Conta digital: pesquisa do Google mostra aumento na busca pelo serviço

Com a atual realidade de isolamento social, é menos comum ver pessoas visitando agências bancárias. Seja para pagar contas ou falar com o gerente. Apesar desse pensamento durante o período de pandemia, há uma dúvida também constante: e depois da quarentena? 

O Google realizou uma pesquisa sobre o ecossistema brasileiro de inovação durante março e abril. Durante a análise do volume de pesquisas de usuários brasileiros, a companhia conseguiu classificar as mudanças nos hábitos de consumo em três interesses: 

  • Compras online consideradas essenciais;
  • Atividades para se realizar em casa;
  • Serviços financeiros 

Entre a pesquisa dos “serviços financeiros”, o termo conta digital teve um pico agressivo. “Ainda assim, permanece dentro de uma tendência positiva que acreditamos que trará uma mudança de comportamento”, aponta André Barrence, Head do Google para startups da América Latina. 

Os dados mostram que o volume de pesquisa de conta digital aumentou dez vezes no mês de abril. Inclusive, o termo internet banking estava diminuindo antes da pandemia, mas recuperou o interesse, de acordo com Barrence. 

Conta digital e fintechs 

Outro ponto de interesse nas pesquisas é a busca por fintechs. A carteira digital PicPay, a plataforma Acordocerto e a assistente financeira Olivia ficaram entre as mais procuradas. 

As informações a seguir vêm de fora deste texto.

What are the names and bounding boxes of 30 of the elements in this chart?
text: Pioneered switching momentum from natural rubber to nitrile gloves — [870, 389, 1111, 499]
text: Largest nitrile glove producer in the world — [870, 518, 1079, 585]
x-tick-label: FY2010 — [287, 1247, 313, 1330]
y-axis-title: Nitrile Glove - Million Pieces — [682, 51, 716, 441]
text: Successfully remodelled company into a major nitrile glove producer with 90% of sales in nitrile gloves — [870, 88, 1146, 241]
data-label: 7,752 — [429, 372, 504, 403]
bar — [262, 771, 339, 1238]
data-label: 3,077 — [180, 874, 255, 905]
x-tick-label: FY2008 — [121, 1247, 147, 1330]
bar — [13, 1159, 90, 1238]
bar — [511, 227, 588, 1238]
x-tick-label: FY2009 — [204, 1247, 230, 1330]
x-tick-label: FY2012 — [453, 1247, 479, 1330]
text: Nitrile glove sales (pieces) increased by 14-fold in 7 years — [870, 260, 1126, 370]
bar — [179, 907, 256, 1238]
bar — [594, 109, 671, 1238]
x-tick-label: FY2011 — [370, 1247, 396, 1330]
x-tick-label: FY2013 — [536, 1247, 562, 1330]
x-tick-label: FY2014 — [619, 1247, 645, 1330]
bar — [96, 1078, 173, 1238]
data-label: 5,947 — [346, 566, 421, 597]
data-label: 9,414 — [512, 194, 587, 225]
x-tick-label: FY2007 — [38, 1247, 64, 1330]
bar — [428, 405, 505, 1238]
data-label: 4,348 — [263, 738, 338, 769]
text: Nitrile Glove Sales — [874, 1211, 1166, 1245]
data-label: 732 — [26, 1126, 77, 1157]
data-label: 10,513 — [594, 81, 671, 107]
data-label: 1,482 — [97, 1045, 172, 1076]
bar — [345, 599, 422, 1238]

Outros serviços que se destacaram entre conta digital e fintechs foram os serviços de entrega. Dentro da categoria “compras online consideradas essenciais”, foi observado um crescente interesse em “restaurante de entrega” (72%) nas buscas. Ainda assim, é necessário refletir por ser um comportamento tendencioso. 

A partir disso, o Google descobriu que as marcas mais populares nesses segmentos – iFood e Rappi – continuam crescendo. No entanto, startups menores também mostraram um crescimento significativo, como, por exemplo, os apps Zé Delivery e Empório da Cerveja

Home office  

Para o head, esse crescimento dos serviços financeiros e de entrega se deve pela união de conveniência e segurança. 

Essa soma também refletiu no trabalho remoto. Além do aumento na busca por móveis para trabalhar em casa (mais de 90%), também foi registrado um crescimento de 47% nas pesquisas por startups voltadas para o varejo e mercados de diferentes nichos.  

“Transformar esse interesse em um mercado real, em oportunidades de conversão e em clientes é o próximo passo. Várias dessas empresas e startups sabem que não basta aumentar o interesse, elas precisam converter o interesse em usuários pagantes e, mais do que isso, transformá-los em clientes recorrentes”, enfatiza.

E enquanto algumas startups e empresas conseguiram atender aos novos hábitos de consumo, o Google descobriu algumas lacunas. Como apontado por Barrence, uma categoria específica no setor da educação que cresceu foi o de ensino de idiomas. “Mas, ao mesmo tempo, não identificamos nenhuma startup que preenchesse essa categoria a ponto de destacar o estudo”, explica. 

Essa brecha, então, oferece novas oportunidades para empresas.